A Public Death: States blocking better data on pregnancy-related deaths

Published on
January 28, 2014

Nine hold out states are preventing the United States as a whole from addressing its high rate of deaths related to pregnancy and childbirth.

And they’ve been holding out for 10 years.

I almost didn’t believe it when I read it. Crystal Lewis with Women’s eNews reported this month that a simple change to death certificate forms was intended to help gather better information about how and when women die from maternal causes. Lewis wrote:

In 2003, the CDC revised the U.S standard certificate of death to include a check box question pertaining to a woman's pregnancy status. The options help determine if the woman was pregnant at the time of death, pregnant 42 days before death, pregnant 43 days to one year before death, not pregnant or unknown.

With this information, federal and state governments can monitor and respond to trends in maternal deaths. For example, as Lewis notes, “Pregnancy-related death rates for black women are 35.6 deaths out of every 100,000 births, far higher than the 11.7 figure for white women, according to 2009 data from the CDC.” That should tell policymakers that they need to ensure that black mothers are getting access to the right care during their pregnancies and deliveries, and that other factors that can make a maternal death more likely – high blood pressure, obesity – are being addressed.

So which states are lagging behind? It’s not just states with lower populations and smaller tax bases, as you might have imagined. It’s a mix of small places and states with generally good track records on taking health issues seriously.
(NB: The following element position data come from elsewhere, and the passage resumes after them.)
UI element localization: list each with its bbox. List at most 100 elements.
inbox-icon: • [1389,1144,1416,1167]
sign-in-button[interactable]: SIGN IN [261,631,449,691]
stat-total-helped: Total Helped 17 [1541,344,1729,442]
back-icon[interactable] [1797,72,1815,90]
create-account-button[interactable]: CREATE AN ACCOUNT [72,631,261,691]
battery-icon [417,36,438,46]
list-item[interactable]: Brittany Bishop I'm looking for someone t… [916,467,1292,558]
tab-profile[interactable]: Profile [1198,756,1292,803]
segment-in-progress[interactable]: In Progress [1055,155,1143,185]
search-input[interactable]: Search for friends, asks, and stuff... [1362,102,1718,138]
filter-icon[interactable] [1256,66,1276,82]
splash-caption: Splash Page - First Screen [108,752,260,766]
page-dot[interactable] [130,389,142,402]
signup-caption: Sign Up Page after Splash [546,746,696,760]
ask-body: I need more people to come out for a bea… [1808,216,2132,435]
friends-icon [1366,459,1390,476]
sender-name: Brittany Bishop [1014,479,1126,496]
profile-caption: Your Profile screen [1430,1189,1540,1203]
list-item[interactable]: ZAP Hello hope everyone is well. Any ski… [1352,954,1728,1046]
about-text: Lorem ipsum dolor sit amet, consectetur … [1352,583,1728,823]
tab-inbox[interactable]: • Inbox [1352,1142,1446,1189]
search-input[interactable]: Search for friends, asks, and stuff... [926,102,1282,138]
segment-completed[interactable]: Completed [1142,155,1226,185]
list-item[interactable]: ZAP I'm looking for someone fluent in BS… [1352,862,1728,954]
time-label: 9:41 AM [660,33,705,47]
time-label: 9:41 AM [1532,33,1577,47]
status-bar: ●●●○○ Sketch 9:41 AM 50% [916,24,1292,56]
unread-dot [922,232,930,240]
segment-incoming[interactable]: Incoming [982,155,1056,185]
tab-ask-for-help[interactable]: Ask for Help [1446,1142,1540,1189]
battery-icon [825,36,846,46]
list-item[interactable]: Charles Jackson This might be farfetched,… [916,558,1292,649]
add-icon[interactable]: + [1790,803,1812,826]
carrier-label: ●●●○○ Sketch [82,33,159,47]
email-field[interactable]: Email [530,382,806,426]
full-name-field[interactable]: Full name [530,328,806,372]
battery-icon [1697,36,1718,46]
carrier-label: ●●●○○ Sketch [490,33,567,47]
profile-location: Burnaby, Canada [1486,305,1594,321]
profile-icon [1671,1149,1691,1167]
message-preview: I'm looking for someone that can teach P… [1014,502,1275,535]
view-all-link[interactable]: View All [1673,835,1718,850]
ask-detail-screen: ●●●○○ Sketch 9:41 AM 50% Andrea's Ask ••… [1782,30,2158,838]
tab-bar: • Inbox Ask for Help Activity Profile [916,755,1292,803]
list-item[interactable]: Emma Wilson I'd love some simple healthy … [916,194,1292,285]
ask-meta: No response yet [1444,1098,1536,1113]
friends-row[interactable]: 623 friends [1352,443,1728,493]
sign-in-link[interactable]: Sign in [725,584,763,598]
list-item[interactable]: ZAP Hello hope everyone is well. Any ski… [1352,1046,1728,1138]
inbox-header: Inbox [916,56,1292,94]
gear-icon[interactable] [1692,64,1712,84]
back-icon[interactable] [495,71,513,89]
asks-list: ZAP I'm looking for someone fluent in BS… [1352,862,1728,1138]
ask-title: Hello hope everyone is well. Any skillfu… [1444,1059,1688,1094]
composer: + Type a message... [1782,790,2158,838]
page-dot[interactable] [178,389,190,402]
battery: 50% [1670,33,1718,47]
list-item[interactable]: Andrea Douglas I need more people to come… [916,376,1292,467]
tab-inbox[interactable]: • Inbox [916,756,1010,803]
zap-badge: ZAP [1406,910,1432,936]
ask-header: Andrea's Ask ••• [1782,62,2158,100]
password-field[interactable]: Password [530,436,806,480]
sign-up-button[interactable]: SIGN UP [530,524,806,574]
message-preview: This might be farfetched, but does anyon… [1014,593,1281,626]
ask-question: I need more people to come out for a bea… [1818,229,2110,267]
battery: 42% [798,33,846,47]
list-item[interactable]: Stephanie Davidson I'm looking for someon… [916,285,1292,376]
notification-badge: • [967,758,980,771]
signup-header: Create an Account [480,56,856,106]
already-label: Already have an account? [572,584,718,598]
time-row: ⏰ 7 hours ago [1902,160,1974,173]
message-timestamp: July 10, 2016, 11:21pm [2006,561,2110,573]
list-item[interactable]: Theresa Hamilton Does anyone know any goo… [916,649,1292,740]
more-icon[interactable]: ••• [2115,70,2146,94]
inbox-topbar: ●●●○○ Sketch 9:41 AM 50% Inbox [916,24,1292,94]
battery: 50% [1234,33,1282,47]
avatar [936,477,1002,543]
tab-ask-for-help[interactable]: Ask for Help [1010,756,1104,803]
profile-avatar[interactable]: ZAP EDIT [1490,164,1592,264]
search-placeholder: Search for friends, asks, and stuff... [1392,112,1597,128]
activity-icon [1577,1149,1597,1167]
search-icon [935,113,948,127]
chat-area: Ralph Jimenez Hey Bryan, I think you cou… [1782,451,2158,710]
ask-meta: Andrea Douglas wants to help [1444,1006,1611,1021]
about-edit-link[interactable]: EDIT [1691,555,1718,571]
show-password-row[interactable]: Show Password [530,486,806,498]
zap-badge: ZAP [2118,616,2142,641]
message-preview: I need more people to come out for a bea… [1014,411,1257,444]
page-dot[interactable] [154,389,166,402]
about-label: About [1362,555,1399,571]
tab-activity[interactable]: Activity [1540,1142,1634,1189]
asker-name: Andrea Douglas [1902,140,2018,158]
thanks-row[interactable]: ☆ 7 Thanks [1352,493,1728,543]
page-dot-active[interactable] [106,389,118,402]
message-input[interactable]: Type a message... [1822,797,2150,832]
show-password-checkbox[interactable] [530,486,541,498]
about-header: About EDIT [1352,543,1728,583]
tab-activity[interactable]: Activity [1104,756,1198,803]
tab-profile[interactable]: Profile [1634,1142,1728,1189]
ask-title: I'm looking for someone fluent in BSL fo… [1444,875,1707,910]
All of them have plans to change the death certificate, but they have yet to implement those changes. According to Women’s eNews, in 2014, these seven states are supposed to finally make the switch: Alaska, Hawaii, Maryland, Massachusetts, North Carolina, Virginia and West Virginia. In 2015, the final two holdouts are planning on transitioning to the new death certificates: Alabama and Colorado.

Until then, the U.S. Centers for Disease Control and Prevention is not updating maternal mortality rates.

"We stopped reporting national maternal mortality rates because of the state differences we were finding in the reporting," Robert Anderson, chief of the CDC’s Mortality Statistics Branch, told Lewis. "We decided that the rates we were reporting were not accurate and not comparable year to year, because of the yearly increase in the number of states implementing the new certificate. Once all states are using the new certificate, we will begin reporting maternal mortality for the U.S. again."

What makes this more troubling is the fact that the United States is already late in addressing its high rates of maternal mortality. In 1991, a study on Puerto Rico showed that adding the pregnancy check box could greatly increase reporting of maternal deaths. In 2011, a study in Maryland showed that most pregnancy-related deaths were captured by the use of these check boxes. Isabelle Horon, director of the Maryland Vital Statistics Administration, and Dr. Diana Cheng, medical director for the state’s Office of Surveillance Quality Initiatives, wrote in Public Health Reports:  

Overall, 64.5% of pregnancy-associated deaths were identified through pregnancy check boxes on death certificates, including 98.1% of maternal deaths—defined as deaths occurring during pregnancy or within 42 days of delivery from any cause related to or aggravated by the pregnancy or its management but not from accidental or incidental causes.

Public health researchers use statistical methods to overcome gaps in the data. The latest findings on maternal mortality by country – published in The Lancet last year – show that the death rate from maternal causes in the United States was more than twice that of rates throughout Europe.

"Maternal deaths will remain a hidden tragedy until we have better and more reliable data about them," Dr. Edward R.B. McCabe, senior vice president and chief medical officer of the March of Dimes, told Lewis. He added:

It's crucial for states to adopt standardized death certificates so that the CDC and other public health experts can collect and analyze information from each state and look for trends and patterns in maternal risk factors. Without accurate information, we can't take the proper actions to prevent the needless deaths of mothers.

And what’s the biggest reason that states have stumbled in adding a check box to their death certificates? This will be familiar to anyone who has followed the travails of the Affordable Care Act implementation. Lewis wrote:

The most common hang-up is caused by problems introducing electronic systems for death registration. … North Carolina officials were planning to institute the 2003 changes when [the state] created an electronic death registration system. Funding problems, however, have stalled the electronic system so the state is revising the paper death certificate beginning this month, January 2014, according to North Carolina's health department. … Electronic death registration systems reduce the chance for errors in death-record data being transferred from medical records. The CDC says startup costs for electronic death registration system can be as much as $1 million, a stretch for statistical offices that must fund themselves through the sale of birth and death certificates.